2017 Gubernatorial Primaries Less Than a Month Away

May 10, 2017

The 2017 New Jersey race for governor has seemingly snuck up on people, immersed as they have been in the 2016 presidential campaign and its resulting fallout. But the fact is that there will be a gubernatorial vote on Nov. 7. And, more immediately, there will be Republican and Democratic primary elections on June 6, less than a month away.

Do you know who the candidates are? Be truthful. Perhaps you can name a few, but did you know there are officially six Democrats and five Republicans running for the office in the primaries? Meanwhile there are three third party and independent candidates.

Gov. Chris Christie, a two-term governor, can’t run for reelection due to term limits, so the 2017 election is wide open, without an incumbent.

Well, sort of wide open. Polls indicate a strong favorite on both the GOP and Democratic sides thanks to a basic rule of politics, name recognition. Meanwhile, another political necessity – money – has basically reduced the major party fields to two Republicans and four Democrats.

This is Ocean County, which has been dominated by the GOP since the days of Lincoln. So let’s look at the Republicans first.

The official Republican candidates – in other words, those who filed a petition with at least the names of 1,000 registered voters by April 3 – are Lt. Gov. and Secretary of State Kim Guadagno; Assemblyman Jack Ciattarelli; Nutley Commissioner of Public Affairs Steven Rogers; Joseph Rudy Rullo, a businessman and U.S. Senate candidate in 2012; and Hirsh Singh, an engineer and businessman.

However, only Guadagno and Ciattarelli qualified to appear in the two GOP primary debates scheduled for this spring, a May 9 affair at Stockton University (too late for this edition of The SandPaper) and another set for May 18 at the NJTV studios in Newark. They had raised the $430,000 the New Jersey Election Law Enforcement Commission deemed necessary to be included in the debates while the others didn’t. (It must be noted Singh has claimed he raised twice as much but failed to submit an application to the commission by an April 3 deadline).

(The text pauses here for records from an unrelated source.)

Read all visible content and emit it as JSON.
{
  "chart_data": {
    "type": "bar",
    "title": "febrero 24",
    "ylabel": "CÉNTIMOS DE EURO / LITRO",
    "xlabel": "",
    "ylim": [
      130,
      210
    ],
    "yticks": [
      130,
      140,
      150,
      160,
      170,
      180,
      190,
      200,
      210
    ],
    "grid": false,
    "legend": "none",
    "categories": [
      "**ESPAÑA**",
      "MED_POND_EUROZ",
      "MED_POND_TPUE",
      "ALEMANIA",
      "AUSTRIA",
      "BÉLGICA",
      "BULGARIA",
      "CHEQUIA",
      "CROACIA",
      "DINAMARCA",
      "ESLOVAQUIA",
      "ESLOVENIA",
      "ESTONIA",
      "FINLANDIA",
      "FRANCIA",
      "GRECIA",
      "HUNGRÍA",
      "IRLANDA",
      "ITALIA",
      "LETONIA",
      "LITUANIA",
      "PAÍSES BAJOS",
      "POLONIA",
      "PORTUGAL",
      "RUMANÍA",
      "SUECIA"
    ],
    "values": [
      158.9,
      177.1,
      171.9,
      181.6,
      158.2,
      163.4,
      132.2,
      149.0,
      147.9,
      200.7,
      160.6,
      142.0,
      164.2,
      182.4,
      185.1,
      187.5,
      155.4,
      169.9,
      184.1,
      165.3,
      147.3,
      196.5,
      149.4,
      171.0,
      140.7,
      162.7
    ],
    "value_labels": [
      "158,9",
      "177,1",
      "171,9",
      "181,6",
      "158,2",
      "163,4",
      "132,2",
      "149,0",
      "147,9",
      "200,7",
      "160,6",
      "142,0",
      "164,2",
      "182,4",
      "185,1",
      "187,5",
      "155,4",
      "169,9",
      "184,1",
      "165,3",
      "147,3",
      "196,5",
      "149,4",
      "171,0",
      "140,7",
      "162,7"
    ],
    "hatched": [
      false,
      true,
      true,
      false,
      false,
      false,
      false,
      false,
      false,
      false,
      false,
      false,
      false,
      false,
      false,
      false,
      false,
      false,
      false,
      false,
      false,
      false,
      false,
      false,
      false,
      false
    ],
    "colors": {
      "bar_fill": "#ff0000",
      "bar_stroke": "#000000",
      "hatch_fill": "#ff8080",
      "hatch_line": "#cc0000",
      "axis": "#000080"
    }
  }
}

Meanwhile, the six official Democratic candidates are Phil Murphy, a former ambassador to Germany and former Goldman Sachs executive; Mark Zinna, the Tenafly Borough Council president; activist and former firefighter Bill Brennan; Jim Johnson, a former U.S. under secretary of the Treasury for enforcement; Raymond Lesniak, a state senator and former chairman of the New Jersey Democratic State Committee; and John Wisniewski, a state assemblyman who also had served as the chairman of the NJDSC.

Four – Murphy, Johnson, Lesniak and Wisniewski – qualified for the Stockton debate and for an NJTV debate set for Thursday evening.

The Stockton debate was actually crafted to be two debates, with the GOP version set to start at 6:30 p.m. while the Democrats would follow at 8 p.m.

Guadagno and Murphy led their respective fields going into the debates, thanks, almost assuredly, to their aforementioned name recognition. Guadagno, after all, has been the state’s lieutenant governor since 2010; Murphy has been running television ads since becoming the first announced candidate in May 2016.

A Quinnipiac University poll conducted from April 26 through May 1 had Guadagno with 23 percent of the Republican vote, followed by Ciattarelli with 12 percent, Rogers with 5 and Rullo with 3. Fifty-one percent of the 331 Republican voters sampled were undecided.

Quinnipiac polled 519 Democratic voters over that same time period, and Murphy was far ahead of the field with 26 percent as compared to Johnson’s 7, Wisniewski’s 5, Lesniak’s 4, Brennan’s 3 and Zinna’s 1. Fifty-two percent of Democratic voters said they were undecided.

The deadline for voter registration for the primary elections is May 16.